The museum at the stream

The MAS or 'Museum Aan de Stroom', in English: 'Museum At the Steam' is a museum and a panoramic viewing point in Antwerp. The MAS tells an innovative story about the city of Antwerp in the world and the world inside the city of Antwerp. It opened in May 2011 en is is designed by 'Neutelings Riedijk Architects'.

The museum is located in the old harbor district of the city and is built between two old small docks. The land area of the museum building is 1,350 m², on a total area of 14,500 m². The total height of the tower building is 62 meters and is a landmark in the city. The panoramic view and the spiral boulevard along the glass areas of the building are free to visit, even till late at night, making it a great tourist attraction. In front of the museum there is a square that's great for daytime meetings or just to chatter along, especially on a sunny day.

You can find the MAS museum at this address:  Hanzestedenplaats 1, Antwerp.

The St. Joris Church in Antwerp

The predecessor of the present church was built in 1314 within the city walls of 'St. Jorispoort'. The present church dates from 1853 and is built in a neo-Gothic style.

In 1846, priest 'Jan Van Cauwenbergh' bought the former church grounds back after they were used to built houses. After the demolition of those houses, architect 'Leon Suys' from Amsterdam began the rebuilding of the new neo-gothic church. The neo-gothic style was a real revolution in Antwerp after 250 years of baroque style building.

As a symbol of the unstoppable faith of the priest, some of the original church's stones were built into in the walls of the new church. In 1853 the church was finished and could be initiated. Later, in 1871 the murals of 'Godfried Guffens' and 'Jan Swerts' were added and initiated by Cardinal Deschamps. The furniture and decoration inside in the church forms one stylistic whole. In the years that follow, the spikes also got their crowns.

You can find the church at this address: Mechelseplein 93, Antwerp.

The Beguinage of Leuven

The Beguinage of Leuven, also known as the 'Ten Hove Beguinage', is a well-preserved, fully restored historic district of streets in the south of the city center. It is one of the largest still existing beguinages in Belgium. It dates back the 13th century. During its heydays in the 17th century there were about 360 beguines living in the small houses, devoting their lives and work only to God.

Today you still will find a combination of streets, squares, gardens and parks, with dozens of houses and conventions in traditional sandstone, as well as their church, the 'St. John de Doperkerk'. There are no beguines living there anymore. Nowadays, students, foreign guest, professors and employees of the oldest Catholic university of Europe use the houses during their stay in Leuven.

In 1998, the beguinage of Leuven was registered as a UNESCO World Heritage site. The beguinage and its surroundings are open to the public. You can find it at this address: Groot Begijnhof, Leuven.

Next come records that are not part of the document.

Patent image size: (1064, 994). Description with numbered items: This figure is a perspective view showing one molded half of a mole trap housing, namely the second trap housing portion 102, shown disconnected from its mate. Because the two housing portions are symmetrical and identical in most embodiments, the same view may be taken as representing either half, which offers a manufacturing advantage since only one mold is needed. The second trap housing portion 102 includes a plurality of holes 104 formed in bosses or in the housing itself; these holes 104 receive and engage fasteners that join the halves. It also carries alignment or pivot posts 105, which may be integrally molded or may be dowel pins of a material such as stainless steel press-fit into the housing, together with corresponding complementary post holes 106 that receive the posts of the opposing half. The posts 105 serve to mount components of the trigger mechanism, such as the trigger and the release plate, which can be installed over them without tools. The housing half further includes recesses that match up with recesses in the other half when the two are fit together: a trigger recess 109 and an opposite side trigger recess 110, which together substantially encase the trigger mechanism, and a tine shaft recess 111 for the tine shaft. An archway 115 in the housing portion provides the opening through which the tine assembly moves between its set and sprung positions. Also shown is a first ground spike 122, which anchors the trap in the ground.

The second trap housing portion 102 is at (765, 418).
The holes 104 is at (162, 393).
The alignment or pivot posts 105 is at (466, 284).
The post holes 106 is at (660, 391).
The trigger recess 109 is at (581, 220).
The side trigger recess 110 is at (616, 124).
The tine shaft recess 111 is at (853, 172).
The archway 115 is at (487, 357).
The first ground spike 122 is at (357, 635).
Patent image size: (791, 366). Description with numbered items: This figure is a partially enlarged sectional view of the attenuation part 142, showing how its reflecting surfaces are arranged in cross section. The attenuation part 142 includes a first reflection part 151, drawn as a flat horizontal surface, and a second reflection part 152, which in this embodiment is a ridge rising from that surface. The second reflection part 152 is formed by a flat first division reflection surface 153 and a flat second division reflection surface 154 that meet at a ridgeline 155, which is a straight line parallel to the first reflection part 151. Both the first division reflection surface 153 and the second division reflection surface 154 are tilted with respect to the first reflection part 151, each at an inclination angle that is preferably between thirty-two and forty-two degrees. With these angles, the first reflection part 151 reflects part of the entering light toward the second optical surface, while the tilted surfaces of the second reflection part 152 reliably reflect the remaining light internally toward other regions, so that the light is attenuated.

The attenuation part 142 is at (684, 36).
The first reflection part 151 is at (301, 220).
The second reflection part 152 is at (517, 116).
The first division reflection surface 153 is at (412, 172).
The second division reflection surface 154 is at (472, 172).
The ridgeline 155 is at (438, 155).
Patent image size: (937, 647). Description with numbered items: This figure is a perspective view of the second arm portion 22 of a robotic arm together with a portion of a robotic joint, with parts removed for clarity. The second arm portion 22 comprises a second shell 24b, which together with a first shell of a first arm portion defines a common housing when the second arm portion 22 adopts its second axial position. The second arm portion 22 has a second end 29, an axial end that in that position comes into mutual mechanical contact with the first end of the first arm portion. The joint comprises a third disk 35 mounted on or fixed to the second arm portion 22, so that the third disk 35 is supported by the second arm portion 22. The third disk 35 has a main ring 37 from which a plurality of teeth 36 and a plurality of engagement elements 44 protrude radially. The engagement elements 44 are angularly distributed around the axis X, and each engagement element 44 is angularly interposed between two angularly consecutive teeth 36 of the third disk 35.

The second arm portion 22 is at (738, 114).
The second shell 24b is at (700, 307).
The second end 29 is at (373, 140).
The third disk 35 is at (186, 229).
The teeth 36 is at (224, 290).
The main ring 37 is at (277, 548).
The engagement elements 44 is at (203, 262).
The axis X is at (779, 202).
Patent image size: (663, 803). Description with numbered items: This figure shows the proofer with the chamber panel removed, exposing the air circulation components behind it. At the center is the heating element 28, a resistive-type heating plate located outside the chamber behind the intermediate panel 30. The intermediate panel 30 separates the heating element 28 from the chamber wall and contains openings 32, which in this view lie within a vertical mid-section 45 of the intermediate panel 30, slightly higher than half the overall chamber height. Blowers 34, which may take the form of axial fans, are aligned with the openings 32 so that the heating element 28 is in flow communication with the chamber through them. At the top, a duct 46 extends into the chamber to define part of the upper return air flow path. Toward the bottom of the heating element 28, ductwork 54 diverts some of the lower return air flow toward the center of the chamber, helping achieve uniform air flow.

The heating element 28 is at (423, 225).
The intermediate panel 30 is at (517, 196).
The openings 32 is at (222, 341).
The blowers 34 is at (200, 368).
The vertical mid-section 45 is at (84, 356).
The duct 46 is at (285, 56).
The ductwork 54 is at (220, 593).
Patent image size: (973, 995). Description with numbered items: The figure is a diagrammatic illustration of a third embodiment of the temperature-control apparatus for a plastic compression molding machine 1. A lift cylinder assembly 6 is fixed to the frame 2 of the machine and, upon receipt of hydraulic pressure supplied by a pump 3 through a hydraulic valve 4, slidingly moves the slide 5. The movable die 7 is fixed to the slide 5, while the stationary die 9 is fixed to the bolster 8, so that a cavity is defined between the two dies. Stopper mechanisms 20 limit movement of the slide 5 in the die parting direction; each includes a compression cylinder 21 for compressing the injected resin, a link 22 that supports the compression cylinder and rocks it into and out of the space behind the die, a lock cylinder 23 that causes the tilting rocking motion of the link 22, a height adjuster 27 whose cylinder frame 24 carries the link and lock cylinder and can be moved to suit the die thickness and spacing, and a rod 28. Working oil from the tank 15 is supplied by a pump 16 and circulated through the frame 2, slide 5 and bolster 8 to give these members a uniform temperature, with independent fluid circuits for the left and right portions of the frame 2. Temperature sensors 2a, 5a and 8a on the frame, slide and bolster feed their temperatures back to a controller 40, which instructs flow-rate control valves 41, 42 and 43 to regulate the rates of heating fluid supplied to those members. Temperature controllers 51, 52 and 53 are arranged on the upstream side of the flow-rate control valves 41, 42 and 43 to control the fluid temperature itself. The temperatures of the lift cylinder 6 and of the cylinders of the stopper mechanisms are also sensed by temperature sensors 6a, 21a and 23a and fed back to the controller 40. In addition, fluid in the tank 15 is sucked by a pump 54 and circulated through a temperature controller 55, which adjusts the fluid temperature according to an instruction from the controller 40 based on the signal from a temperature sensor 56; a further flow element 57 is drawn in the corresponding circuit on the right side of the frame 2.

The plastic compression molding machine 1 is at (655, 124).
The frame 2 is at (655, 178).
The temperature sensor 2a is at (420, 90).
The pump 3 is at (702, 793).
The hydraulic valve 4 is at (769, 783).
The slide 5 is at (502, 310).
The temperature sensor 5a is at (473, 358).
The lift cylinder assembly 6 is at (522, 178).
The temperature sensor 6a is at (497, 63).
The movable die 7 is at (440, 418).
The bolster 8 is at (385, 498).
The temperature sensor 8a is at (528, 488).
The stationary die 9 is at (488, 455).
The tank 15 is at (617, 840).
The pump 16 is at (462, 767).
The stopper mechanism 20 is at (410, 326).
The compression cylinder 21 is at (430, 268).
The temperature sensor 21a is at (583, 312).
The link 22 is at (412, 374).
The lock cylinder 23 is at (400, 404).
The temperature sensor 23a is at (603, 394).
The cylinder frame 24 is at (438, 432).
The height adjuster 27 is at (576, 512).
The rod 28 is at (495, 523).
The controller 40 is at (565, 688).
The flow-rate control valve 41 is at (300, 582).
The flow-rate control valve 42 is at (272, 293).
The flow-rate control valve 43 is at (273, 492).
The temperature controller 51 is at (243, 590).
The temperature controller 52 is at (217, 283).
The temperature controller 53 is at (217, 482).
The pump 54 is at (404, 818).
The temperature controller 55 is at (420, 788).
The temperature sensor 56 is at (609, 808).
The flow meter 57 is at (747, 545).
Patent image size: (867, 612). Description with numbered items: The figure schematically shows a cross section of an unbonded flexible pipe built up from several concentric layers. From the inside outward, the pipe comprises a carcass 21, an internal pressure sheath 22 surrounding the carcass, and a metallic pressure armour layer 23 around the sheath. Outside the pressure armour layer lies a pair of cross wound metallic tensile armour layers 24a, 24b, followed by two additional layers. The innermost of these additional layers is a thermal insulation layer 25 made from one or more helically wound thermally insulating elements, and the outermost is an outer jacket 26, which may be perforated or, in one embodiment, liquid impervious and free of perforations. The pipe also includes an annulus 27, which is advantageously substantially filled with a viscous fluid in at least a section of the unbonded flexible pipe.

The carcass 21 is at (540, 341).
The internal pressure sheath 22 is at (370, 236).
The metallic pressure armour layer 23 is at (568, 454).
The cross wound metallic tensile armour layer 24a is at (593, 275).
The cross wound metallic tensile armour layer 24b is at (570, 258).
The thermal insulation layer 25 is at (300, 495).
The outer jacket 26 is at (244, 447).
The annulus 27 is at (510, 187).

The Blind Donkey street in Bruges

The 'Blinde-Ezelstraat', meaning 'The Blind Donkey Street' is a street in the heart of the historic center of Bruges.

It lies between the town hall and the 'Civic Griffon' and runs from 'De Brug' to the Fish Market. According to in a 1490 document, a hostel called 'Den Blinden Ezele' (The Blind Donkey) was situated in that street.

The name 'Blind Donkey' is referred to the brewers' habit of blindfolding the donkeys who had to step into the breweries treadmill and that way preventing them from becoming dizzy stepping in circles for a long time. It was not the only hostel that was wearing that name at the time.